Part 4

92 9 0
                                    

Amanda dan Dokyeom memasuki ruang ICCU bersama-sama. Mereka mengganti dan mensterilkan pakaian dengan pakaian khusus pengunjung berwarna hijau toska. Tapi, Amanda masuk lebih dulu. Dilihatnya dengan seksama seorang gadis terbaring di tempat tidur dengan berbagai alat medis yang terpasang di tubuhnya. Saat itu adalah pertama kalinya Amanda melihat seseorang yang sekarat di rumah sakit. Bahkan hari itu adalah hari pertamanya kerumah sakit. Bagimana tidak? Ayahnya memiliki semua yang dibutuhkannya di rumah mereka. Dokter bedah, dokter umum, atau dokter spesialis yang handal disertai ruangan khusus untuk mereka bekerja.

Sejak kecil Amanda tak pernah pergi ketempat umum seperti kantor polisi, museum, atau rumah sakit. Jeon Jisub, ayahnya, memiliki semua yang dibutuhkannya dan tidak pernah mengajak Amanda keluar selain untuk jalan-jalan bersamanya. Selama ini gadis itu hanya melihat dunia dari spesifikasi ayahnya. Mungkin bukan hanya kali ini Amanda melihat orang sekarat di depan matanya. Tapi, baru hari ini gadis itu melihat langsung seorang gadis lain yang dikenalnya terbaring lemah di tempat tidurnya dengan semua perabotan medis menempel di tubuhnya, terambang di antara sadar dan tidak, terombang ambing di pintu kematian. Padahal boleh jadi kakaknya, Lee Dokyeom, adalah seorang detektif kelas satu yang tak pernah kekurangan uang. Tapi ternyata gadis itu, Lee Yeri, kehilangan sebagian dari kesempatannya untuk hidup.

Dokyeom melangkah memasuki ruangan yang sama dengan Amanda, di mana Yeri terbaring tak sadarkan diri di sana. Dalam tidurnya, gadis itu terlihat tenang dan damai. Seolah tak memiliki beban apapun dalam ingatannya. Seolah tak sadar bahwa ia sedang berada di ambang kematiannya.

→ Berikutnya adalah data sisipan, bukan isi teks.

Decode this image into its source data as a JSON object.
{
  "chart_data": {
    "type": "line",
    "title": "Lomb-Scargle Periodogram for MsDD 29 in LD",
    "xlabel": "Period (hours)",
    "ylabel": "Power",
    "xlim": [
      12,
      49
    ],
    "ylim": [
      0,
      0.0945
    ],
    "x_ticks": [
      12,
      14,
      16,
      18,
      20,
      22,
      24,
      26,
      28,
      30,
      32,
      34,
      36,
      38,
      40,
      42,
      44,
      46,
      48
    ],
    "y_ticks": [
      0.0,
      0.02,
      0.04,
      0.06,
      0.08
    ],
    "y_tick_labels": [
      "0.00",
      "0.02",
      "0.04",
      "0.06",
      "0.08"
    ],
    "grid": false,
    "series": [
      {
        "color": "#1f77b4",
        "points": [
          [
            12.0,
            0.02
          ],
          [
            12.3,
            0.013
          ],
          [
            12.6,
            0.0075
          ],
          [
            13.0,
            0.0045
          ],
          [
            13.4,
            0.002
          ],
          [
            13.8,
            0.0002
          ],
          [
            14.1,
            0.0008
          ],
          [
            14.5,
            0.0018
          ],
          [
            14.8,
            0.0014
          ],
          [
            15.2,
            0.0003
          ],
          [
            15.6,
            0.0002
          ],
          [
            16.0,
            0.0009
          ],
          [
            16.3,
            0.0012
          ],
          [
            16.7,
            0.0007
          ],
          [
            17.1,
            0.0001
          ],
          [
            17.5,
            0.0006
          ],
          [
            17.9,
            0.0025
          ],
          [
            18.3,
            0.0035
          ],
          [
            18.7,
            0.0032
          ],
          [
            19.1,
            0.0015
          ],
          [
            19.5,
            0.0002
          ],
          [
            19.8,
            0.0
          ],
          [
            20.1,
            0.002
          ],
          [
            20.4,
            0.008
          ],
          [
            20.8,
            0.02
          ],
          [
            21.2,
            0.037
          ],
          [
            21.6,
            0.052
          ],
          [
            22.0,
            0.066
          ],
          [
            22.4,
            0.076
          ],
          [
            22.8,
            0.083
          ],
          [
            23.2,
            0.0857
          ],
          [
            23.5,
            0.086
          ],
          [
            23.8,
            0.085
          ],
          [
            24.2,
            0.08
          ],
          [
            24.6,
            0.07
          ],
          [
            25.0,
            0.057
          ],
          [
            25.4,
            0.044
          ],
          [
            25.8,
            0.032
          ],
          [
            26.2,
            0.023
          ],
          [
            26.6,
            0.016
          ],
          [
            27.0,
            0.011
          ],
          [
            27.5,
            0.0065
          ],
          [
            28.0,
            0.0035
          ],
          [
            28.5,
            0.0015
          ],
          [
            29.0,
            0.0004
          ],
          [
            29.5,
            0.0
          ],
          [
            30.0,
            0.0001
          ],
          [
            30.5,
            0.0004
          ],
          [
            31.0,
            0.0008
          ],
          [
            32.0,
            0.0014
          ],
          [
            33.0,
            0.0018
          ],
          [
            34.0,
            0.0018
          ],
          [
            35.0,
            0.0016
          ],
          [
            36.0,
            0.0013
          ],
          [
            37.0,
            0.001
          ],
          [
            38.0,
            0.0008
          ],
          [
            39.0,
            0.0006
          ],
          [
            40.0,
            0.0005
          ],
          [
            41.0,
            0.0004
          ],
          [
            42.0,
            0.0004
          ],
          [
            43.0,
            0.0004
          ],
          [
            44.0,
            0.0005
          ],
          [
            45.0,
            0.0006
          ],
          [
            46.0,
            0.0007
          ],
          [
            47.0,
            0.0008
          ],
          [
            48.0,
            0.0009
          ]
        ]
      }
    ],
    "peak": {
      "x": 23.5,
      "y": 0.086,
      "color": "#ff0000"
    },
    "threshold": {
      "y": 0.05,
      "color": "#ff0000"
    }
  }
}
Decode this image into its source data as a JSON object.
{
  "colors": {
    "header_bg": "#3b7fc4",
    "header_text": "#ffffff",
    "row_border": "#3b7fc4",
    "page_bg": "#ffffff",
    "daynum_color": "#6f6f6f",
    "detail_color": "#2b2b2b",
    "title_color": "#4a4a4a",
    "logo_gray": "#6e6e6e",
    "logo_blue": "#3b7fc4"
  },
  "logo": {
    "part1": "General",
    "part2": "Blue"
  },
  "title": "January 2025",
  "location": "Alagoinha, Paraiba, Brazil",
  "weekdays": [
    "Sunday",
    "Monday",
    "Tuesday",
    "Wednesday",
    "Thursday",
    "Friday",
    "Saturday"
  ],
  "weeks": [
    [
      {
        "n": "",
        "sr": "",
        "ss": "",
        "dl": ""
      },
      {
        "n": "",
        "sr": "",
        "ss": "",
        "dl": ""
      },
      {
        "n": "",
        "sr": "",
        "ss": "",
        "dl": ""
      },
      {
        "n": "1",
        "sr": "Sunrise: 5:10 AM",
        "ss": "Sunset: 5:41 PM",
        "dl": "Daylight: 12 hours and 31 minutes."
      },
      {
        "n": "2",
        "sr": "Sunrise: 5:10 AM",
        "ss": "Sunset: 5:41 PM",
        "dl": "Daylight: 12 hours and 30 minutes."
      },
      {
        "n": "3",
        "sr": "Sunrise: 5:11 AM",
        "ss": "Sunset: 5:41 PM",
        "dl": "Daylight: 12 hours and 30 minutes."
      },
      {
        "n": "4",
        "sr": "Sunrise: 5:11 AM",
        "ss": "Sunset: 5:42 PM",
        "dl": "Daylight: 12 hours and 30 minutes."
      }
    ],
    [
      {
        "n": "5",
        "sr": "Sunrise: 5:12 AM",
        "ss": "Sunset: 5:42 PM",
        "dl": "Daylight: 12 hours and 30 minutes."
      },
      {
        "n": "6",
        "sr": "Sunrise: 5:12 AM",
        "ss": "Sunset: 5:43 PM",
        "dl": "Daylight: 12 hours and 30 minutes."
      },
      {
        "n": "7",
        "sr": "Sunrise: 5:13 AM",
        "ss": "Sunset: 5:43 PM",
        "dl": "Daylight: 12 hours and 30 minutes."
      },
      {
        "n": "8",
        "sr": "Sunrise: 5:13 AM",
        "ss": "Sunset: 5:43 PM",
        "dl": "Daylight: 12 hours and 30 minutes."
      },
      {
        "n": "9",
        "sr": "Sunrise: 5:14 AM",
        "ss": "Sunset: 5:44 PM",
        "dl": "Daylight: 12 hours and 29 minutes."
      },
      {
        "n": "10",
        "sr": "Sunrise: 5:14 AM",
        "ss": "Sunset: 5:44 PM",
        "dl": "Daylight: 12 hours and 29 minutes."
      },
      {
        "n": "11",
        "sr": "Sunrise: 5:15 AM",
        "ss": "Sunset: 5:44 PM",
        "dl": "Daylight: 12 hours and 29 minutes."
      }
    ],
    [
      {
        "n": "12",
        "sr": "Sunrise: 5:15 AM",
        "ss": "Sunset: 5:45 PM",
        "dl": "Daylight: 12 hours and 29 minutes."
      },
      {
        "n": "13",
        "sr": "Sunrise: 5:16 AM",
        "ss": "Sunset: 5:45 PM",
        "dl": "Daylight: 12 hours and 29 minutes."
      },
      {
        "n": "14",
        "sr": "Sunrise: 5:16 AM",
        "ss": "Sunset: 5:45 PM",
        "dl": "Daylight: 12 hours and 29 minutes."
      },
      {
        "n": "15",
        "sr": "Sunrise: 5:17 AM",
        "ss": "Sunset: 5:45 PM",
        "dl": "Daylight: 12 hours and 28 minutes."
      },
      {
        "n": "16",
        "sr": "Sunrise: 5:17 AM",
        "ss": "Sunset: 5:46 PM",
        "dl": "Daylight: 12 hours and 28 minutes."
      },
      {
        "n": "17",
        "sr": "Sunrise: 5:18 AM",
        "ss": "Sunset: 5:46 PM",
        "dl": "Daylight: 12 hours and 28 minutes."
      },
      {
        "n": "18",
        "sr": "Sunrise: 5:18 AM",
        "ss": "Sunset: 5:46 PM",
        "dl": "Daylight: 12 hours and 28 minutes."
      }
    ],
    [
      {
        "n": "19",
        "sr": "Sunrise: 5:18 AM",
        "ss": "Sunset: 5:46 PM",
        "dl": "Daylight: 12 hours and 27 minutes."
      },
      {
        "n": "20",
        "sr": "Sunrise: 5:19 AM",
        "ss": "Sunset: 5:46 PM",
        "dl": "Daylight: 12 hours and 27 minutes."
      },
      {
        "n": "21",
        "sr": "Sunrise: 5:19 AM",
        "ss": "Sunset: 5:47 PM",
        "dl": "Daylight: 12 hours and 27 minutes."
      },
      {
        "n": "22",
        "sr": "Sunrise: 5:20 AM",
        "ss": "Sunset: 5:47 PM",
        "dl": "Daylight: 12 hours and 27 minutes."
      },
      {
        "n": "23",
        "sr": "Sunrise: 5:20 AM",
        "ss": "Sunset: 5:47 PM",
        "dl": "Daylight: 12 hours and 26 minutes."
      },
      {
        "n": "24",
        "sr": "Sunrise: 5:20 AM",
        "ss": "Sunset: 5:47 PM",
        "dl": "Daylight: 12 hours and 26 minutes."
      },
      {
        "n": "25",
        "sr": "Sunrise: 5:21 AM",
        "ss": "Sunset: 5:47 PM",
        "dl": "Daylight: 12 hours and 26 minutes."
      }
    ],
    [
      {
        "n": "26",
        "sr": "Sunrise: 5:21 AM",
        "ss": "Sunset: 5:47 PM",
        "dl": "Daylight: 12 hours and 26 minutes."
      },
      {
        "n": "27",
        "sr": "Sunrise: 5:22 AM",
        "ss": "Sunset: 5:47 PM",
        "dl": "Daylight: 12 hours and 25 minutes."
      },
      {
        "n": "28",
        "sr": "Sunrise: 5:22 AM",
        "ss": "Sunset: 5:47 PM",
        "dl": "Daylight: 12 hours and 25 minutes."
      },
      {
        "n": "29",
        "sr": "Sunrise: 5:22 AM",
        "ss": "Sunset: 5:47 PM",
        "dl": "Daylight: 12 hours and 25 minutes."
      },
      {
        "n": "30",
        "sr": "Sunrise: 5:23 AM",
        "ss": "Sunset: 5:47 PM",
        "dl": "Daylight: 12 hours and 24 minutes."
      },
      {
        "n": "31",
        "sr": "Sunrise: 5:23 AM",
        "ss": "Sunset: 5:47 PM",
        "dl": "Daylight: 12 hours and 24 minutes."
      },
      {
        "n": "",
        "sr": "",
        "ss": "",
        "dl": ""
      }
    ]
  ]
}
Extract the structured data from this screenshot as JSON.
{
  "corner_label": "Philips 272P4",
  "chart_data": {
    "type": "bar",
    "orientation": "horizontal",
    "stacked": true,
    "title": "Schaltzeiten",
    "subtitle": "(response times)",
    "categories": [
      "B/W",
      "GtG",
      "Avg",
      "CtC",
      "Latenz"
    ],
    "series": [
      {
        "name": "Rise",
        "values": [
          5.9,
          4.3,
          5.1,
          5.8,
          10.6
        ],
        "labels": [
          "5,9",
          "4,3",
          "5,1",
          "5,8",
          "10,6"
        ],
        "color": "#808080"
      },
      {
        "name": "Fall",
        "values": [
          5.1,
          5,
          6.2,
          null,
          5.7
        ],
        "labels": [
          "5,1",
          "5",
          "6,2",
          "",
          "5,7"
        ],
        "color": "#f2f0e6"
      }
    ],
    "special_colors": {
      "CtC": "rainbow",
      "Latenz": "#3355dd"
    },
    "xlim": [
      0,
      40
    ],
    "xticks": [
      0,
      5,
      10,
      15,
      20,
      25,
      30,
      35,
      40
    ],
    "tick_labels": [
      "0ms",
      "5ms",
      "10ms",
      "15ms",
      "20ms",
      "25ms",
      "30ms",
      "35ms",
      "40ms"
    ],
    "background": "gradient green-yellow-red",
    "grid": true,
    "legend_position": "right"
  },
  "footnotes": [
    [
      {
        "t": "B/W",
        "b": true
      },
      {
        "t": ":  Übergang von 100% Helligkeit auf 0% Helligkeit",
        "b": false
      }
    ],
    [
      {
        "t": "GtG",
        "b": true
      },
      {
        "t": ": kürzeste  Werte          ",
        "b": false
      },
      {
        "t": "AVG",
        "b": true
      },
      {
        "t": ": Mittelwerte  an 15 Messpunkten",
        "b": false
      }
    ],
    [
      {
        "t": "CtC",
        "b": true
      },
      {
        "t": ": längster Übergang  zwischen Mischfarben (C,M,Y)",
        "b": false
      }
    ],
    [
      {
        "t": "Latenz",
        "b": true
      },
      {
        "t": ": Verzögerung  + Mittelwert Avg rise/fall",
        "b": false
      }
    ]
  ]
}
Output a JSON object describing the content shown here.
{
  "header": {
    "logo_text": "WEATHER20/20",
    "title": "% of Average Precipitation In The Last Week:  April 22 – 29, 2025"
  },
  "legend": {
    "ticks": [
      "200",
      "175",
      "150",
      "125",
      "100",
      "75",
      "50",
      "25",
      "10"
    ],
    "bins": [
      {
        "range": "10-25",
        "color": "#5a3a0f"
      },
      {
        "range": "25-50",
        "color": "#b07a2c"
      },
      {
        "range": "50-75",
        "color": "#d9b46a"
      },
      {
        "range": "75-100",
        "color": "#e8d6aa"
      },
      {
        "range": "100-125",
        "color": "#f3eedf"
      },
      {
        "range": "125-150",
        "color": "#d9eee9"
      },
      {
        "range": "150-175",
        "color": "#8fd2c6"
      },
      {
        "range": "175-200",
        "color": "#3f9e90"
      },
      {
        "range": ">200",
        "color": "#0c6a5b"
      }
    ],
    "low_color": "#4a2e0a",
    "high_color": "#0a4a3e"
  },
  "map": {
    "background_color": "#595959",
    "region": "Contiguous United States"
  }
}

“Terima kasih.” Ucap Dokyeom tiba-tiba.

Amanda menatap pria itu sejenak, “Untuk apa?”

“Semuanya. Kau telah menyelamatkan adikku,” pria itu terhenti.

“Terima kasih banyak.” Lanjutnya tulus.

“Aku tidak melakukan apapun untuknya. Jangan membuatku terlihat seperti orang yang baik,” ucap Amanda pelan.

Dengan perlahan Amanda berbalik dan menuju ke pintu ruang ganti. Sementara Dokyeom hanya menatap punggung Amanda tanpa berkata apa-apa. Dokyeom tahu bahwa gadis itu berniat untuk meninggalkan mereka di sini. Cukup. Sudah cukup campur tangan Amanda kali ini. Ia tak boleh lagi membantu mereka lebih dari ini. Karena jika itu terjadi, bisa jadi Dokyeom akan mengetahui jati dirinya yang asli.

“Aku tidak bisa terus menerus memagari diri dengan benteng pengendaliku. Dia seorang detektif yang handal dan cukup teliti. Aku tak ingin terlibat lebih jauh dengan orang-orang yang bisa membahayakan keluargaku…” pikir Amanda.

***

Pagi itu mentari telah keluar dari peraduannya. Sinar keemasannya yang hangat tengah menyeruak masuk ke dalam setiap tirai kamar yang belum terbuka, berniat membangunkan tukang tidur yang masih asyik dalam mimpi mereka. Tapi, Amanda membuka matanya tiba-tiba. Gadis itu bangun dengan dengan napas terengah-engah seperti biasa. Tangan mungilnya meraba meja kecil di samping ranjang dan mengambil segelas air lalu meminumnya cepat. Detik berikutnya ia menghela napas sambil menyeka keringat yang mengucur sebasar biji jagung di keningnya. Untuk beberapa saat Amanda termenung. Masih terlintas jelas dalam bayangannya suara melengking seorang gadis kecil yang kesakitan.

“Amanda?” seorang gadis berambut hitam lurus panjang serta berponi itu menatap Amanda.

“Amanda?” kali ini ia melambaikan tangannya di depan wajah Amanda.